I've (obviously) seen a ton of film noir, including its Japanese and French and Scandinavian and Argentinian (it goes on and on) cousins, and I don't know if there is a better example of the genre than Jacques Tourneur's 1947 absolute classic Out of the Past. How many times have I seen this film - I'd hate to guess, but it's one that I never miss. It's been featured this past month on the Criterion Channel and so I had to re-watch it, even though I also own the DVD. Robert Mitchum is amazing as Jeff Bailey/Markham, a former detective, now gas station owner, who can't outrun his past. Once, in the antediluvian past, I was involved with a woman who proposed that I possessed Mitchum's "sleepy intensity," which I think I only partially understand, but which I like. Jane Greer is wonderfully wicked as Kathie Moffat, who gives Barbara Stanwyck a run for greatest film noir femme fatale of all-time. It also features a very young Kirk Douglas, who is great as the venomous Whit Sterling. The very definition of Required Viewing.
There are so many great lines, almost more than you can count:
Jeff: "That's not the way to win." Kathie: "Is there a way to win?" Jeff: "There's a way to lose more slowly." It's spoken very early in the film, related to a scene when Kathie is gambling, but it essentially is the line that defines the entire movie.

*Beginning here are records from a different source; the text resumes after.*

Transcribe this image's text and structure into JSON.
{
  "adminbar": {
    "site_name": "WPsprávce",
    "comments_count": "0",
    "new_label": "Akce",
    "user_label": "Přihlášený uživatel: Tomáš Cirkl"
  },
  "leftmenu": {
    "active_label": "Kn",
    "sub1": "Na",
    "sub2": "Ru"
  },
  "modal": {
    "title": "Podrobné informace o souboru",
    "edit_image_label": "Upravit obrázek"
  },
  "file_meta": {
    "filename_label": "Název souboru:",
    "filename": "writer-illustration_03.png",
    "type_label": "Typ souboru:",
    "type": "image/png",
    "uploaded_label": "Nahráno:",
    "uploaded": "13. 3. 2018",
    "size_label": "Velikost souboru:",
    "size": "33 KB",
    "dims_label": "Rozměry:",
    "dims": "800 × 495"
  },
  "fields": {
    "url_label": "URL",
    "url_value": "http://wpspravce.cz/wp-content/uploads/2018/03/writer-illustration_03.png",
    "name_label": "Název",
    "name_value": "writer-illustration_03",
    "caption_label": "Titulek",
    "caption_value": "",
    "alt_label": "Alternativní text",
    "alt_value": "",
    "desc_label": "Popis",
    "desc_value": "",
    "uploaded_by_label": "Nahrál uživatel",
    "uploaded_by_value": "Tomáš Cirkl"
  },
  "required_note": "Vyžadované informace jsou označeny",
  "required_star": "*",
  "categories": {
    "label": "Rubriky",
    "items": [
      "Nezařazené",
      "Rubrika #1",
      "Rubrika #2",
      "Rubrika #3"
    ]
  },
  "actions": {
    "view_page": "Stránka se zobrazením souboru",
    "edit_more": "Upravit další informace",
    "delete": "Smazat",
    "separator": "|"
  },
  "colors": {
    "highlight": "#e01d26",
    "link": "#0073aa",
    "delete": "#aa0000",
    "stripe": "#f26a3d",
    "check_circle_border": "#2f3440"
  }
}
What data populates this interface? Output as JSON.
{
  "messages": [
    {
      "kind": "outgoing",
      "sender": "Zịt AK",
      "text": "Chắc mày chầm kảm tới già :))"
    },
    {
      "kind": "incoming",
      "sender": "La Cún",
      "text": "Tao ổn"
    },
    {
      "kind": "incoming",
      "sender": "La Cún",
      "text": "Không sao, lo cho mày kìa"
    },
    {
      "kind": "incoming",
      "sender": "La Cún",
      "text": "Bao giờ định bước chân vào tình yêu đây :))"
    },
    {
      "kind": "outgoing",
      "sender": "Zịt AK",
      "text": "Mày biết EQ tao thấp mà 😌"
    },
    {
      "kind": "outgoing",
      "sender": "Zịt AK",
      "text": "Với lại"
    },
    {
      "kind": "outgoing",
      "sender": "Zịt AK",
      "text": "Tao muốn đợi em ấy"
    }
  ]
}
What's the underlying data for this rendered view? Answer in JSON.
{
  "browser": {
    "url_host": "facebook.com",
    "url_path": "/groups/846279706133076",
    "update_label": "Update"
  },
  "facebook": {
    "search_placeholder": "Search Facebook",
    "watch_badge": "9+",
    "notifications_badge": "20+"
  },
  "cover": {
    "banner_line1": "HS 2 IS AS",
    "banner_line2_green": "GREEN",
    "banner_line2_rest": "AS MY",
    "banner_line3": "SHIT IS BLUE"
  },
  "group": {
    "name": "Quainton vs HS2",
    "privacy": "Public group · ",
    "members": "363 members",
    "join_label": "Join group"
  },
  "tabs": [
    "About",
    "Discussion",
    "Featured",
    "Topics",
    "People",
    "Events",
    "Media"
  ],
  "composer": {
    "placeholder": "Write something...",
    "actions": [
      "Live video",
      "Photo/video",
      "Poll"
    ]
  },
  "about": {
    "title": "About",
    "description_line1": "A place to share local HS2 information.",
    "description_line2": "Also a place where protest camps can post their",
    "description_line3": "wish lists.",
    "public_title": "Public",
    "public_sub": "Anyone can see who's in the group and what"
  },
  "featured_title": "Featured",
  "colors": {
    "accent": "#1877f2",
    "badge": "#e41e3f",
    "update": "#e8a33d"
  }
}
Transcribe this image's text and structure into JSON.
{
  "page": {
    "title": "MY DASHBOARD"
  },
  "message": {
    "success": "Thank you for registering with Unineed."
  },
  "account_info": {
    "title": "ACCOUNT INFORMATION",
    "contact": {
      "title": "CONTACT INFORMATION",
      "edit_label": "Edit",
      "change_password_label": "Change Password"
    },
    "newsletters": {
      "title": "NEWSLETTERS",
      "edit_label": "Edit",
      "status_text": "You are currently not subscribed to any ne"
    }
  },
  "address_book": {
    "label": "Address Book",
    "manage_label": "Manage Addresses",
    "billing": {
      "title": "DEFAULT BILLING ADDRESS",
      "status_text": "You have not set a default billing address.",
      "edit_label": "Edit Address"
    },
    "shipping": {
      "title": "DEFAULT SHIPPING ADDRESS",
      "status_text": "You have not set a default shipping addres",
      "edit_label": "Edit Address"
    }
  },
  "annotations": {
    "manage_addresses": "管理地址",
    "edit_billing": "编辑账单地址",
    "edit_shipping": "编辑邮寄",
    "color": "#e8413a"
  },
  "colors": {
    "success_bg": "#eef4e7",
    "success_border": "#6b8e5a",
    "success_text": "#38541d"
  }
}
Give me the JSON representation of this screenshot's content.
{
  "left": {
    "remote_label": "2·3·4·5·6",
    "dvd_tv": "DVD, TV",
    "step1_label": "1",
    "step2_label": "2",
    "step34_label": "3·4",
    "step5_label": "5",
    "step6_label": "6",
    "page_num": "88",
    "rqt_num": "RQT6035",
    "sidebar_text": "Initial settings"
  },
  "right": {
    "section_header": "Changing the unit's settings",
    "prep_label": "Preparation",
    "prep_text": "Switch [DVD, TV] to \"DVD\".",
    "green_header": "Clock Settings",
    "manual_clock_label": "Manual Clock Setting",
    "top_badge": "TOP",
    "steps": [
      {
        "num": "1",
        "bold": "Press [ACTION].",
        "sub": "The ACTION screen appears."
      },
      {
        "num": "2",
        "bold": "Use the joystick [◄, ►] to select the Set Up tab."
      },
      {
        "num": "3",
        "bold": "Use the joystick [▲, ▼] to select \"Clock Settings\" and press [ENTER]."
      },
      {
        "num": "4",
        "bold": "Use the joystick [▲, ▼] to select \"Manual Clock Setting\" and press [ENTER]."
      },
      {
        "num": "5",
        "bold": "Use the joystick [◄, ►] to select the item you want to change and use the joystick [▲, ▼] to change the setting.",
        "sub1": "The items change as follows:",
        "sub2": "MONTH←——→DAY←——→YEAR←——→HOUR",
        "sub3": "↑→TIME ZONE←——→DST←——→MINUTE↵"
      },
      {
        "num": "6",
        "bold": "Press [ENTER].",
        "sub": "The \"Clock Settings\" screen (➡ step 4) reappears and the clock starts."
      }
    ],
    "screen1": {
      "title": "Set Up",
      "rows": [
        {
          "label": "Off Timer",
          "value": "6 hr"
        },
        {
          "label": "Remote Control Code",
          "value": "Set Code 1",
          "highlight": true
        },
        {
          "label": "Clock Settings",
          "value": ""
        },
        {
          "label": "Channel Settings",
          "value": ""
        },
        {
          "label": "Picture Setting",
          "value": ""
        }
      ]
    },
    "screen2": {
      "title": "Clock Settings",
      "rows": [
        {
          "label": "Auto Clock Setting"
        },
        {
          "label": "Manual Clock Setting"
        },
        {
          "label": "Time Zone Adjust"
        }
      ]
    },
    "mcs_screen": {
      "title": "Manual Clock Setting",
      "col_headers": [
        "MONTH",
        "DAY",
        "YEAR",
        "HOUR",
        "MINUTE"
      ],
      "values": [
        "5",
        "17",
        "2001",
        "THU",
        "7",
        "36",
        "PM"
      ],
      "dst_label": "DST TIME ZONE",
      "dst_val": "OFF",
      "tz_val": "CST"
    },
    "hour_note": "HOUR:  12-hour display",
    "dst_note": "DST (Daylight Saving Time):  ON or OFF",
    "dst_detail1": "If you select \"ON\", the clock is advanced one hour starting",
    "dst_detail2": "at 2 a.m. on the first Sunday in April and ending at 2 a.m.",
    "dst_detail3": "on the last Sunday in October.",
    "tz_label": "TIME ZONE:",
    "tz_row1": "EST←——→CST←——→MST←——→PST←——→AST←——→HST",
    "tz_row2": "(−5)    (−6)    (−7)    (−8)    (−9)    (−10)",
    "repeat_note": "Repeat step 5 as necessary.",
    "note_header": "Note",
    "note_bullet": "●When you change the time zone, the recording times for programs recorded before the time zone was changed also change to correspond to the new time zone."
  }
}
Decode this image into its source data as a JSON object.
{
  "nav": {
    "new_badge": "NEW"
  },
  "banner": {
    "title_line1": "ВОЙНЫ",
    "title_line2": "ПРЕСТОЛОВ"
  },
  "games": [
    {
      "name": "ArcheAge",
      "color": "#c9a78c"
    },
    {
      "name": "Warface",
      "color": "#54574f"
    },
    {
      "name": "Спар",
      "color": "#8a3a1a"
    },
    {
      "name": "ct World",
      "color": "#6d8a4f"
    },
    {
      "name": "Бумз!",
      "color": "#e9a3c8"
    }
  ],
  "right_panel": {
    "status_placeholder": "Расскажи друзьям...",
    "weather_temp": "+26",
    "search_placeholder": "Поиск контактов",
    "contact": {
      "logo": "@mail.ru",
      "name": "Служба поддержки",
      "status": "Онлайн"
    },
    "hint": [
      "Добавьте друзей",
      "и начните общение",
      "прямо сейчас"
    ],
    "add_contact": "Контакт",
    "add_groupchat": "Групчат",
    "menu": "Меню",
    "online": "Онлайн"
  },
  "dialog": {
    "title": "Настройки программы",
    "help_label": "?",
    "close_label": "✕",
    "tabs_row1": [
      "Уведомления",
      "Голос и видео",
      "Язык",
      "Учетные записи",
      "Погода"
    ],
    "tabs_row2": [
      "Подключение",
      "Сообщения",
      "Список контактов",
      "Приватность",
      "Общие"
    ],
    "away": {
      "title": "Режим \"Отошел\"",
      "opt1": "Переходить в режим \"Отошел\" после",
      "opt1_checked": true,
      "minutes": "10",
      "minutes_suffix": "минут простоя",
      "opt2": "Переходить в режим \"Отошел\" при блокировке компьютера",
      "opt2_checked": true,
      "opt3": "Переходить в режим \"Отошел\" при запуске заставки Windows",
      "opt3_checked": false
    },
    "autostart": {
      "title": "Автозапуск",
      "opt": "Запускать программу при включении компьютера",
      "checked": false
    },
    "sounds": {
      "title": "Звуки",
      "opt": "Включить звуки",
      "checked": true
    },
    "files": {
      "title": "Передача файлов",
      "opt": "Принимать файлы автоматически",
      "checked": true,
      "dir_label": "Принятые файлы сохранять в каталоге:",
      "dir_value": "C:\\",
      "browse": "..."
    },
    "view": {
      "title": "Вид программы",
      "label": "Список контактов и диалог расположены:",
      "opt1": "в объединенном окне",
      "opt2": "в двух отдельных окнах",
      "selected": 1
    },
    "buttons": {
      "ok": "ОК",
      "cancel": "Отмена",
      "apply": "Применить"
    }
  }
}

Ann (Jeff's nice girlfriend): "She (Kathie) can't be all bad. No one is." Jeff: "Well, she comes the closest."
Kathie: "Don't you believe me?" Jeff: "Baby, I don't care."
Kathie: "I don't want to die." Jeff: "Neither do I, baby, but if I have to, I'm going to die last."
Kathie: "Don't you see? You've only me to make deals with now." Jeff: "Well, build my gallows high, baby."